Baseado em fatos reais, o longa “Negação” é a história da batalha legal entre a historiadora norte-americana Deborah E. Lipstadt e o escritor britânico David Irving, que questionou a ocorrência do Holocausto durante a Segunda Guerra Mundial (1939-1945).  Dirigido pelo vencedor do Emmy® Mick Jackson (Temple Grandin), o filme é estrelado pela vencedora do Oscar®  Rachel Weisz (O Jardineiro Fiel, The Lobster), com Timothy Spall (Sr. Turner, O Discurso do Rei), Tom Wilkinson (Conduta de Risco, Entre quatro paredes) e Andrew Scott (“Sherlock”, 007 Contra Spectre).

Rachel Weisz no papel de Deborah E. Lipstadt
Em 1996, a professora e historiadora Deborah E. Lipstadt (Rachel Weisz), Doutora de Estudos Judaicos Modernos e do Holocausto na Universidade Emory, em Atlanta (EUA) é acusada de calúnia e difamação pelo escritor britânico David Irving (Timothy Spall). Especialista em Segunda Guerra Mundial, Irving é um dos principais defensores das Teorias Revisionistas que negam o extermínio deliberado e em massa dos judeus pelos alemães nazistas.  Simpatizante de Adolph Hitler, o autor britânico moveu uma ação contra a historiadora e a editora Penguin Books pelo livro Denying the Holocaust: The Growing Assault on Truth and Memory (na tradução livre, “Negando o Holocausto: O Ataque Crescente à Verdade e à Memória”), também publicado no Reino Unido. David Irving pedia danos morais por LIpstadt tê-lo chamado de negador do Holocausto e extremista de direita.
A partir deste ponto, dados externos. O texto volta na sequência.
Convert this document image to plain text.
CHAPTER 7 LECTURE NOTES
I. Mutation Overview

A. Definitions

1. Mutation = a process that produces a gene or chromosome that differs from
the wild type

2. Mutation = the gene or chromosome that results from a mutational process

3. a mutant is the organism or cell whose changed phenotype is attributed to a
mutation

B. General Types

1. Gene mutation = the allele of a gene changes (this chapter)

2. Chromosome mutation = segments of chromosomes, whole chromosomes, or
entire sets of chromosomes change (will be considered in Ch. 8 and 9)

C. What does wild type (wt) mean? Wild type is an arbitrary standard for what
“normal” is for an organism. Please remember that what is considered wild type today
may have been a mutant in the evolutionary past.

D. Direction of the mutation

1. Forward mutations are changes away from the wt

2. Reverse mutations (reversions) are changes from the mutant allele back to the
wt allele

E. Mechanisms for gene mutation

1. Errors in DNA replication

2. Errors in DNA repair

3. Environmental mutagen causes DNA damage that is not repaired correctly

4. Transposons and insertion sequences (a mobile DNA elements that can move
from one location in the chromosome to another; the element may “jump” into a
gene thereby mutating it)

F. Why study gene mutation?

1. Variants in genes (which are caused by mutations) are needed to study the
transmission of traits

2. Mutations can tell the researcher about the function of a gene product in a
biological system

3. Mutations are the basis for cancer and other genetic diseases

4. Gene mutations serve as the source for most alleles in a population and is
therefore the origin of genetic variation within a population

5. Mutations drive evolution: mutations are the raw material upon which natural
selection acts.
Pelas leis britânicas, o ônus da prova recai sobre o réu e não sobre o acusador, fazendo com que Deborah tivesse que provar na justiça que a alegação do crime de calúnia era falsa, já que o Holocausto realmente aconteceu.

O ator Timothy Spall interpretando o escritor David Irving 
A idéia de produzir o filme surgiu em 2008, quando o produtor Russ Krasnoff (O solista, Minha Querida Dama), tomou conhecimento do trabalho de Deborah Lipstadt. “A universidade tinha acabado de anunciar uma bolsa de US$ 1 milhão para traduzir partes de seu site baseado em Emory, HDOT: Holocaust Denial on Trial (www.hdot.org), que arquiva todos os materiais do seu julgamento, em farsi, árabe, russo e turco. “Eu pensei como era incrível que uma universidade fizesse isso e quis saber mais sobre ela.”. Krasnoff  e o produtor Gary Foster (Sintonia de Amor, O jogo da paixão) realizaram uma pesquisa preliminar sobre o assunto, que revelou que a negação do Holocausto era muito mais difundida do que eles imaginavam. As teorias revisionistas possuem várias vozes proeminentes nos EUA e Europa, assim como no Oriente Médio – notadamente pelo então presidente do Irã, Mahmoud Ahmadinejad. “Eram apenas opiniões transformadas em fatos”, diz Foster. “Você pode ter uma convicção, uma paixão, uma crença — mas isso não as tornam fatos. Essa foi uma das grandes razões da nossa decisão de fazer o filme e lutar por ele durante os oito anos que levou para levá-lo para a tela.”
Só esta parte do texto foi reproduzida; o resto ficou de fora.